LG: You’ll likely have a better perspective on this than me, but it feels as if left-wing thought is beginning to incorporate animals, nature, nonhumans, into a political ideology or worldview where perhaps it was lacking. The coronavirus, in particular, has highlighted the dangers of nonhuman exploitation and its relationship with the spread of zoonotic diseases. What’s your perception of this development within leftist thinking?
KSR: For a long time, it’s been a very vexed topic for me. I’d say that there was a split on the left between environmentalists and human-centric leftists. The one side seemed to regard nature as just the raw material for humans, and that was incredibly anthropocentric, and the other was often accused of being a bourgeois ideology of people comfortable enough to worry about the natural world and the whales. So, on that divide I was always a green, but it seemed to me as a leftist, the two were the same. People talk about the European greens having red roots or there’s watermelon people who are green on the outside but red on the inside. This is to create a distinction that is just a bad split of two forms of anti-capitalism. And when you regard nature as our extended bodies, the first biosphere is the human being. For either to thrive, both have to thrive. Certainly for humans to thrive, the biosphere has to thrive.

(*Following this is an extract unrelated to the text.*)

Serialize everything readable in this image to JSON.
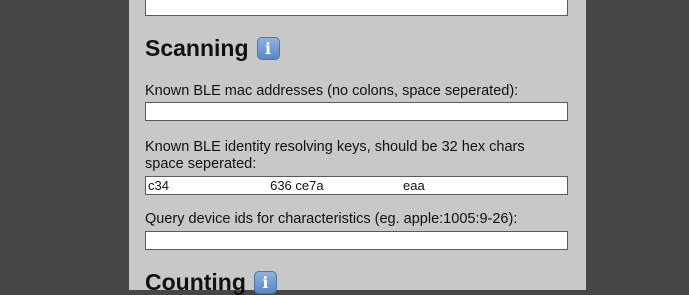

Regarding the moral standing of animals, through historical time, and this is a leftist thing, we’ve extended rights outward to more and more people. Then there’s a divide where—and this comes through animal rights starting in the 18th century—if rights go from men to women to children, there are no more slaves. Slowly but surely the idea of personhood expands out. One more step and you get things like Ecuador’s Constitution, where the forest has rights and the personhood of wild animals. We’re in a mass extinction event; it’s dreadful. This needs to be integrated into any leftist program, the idea that animals are citizens too, wild and domestic.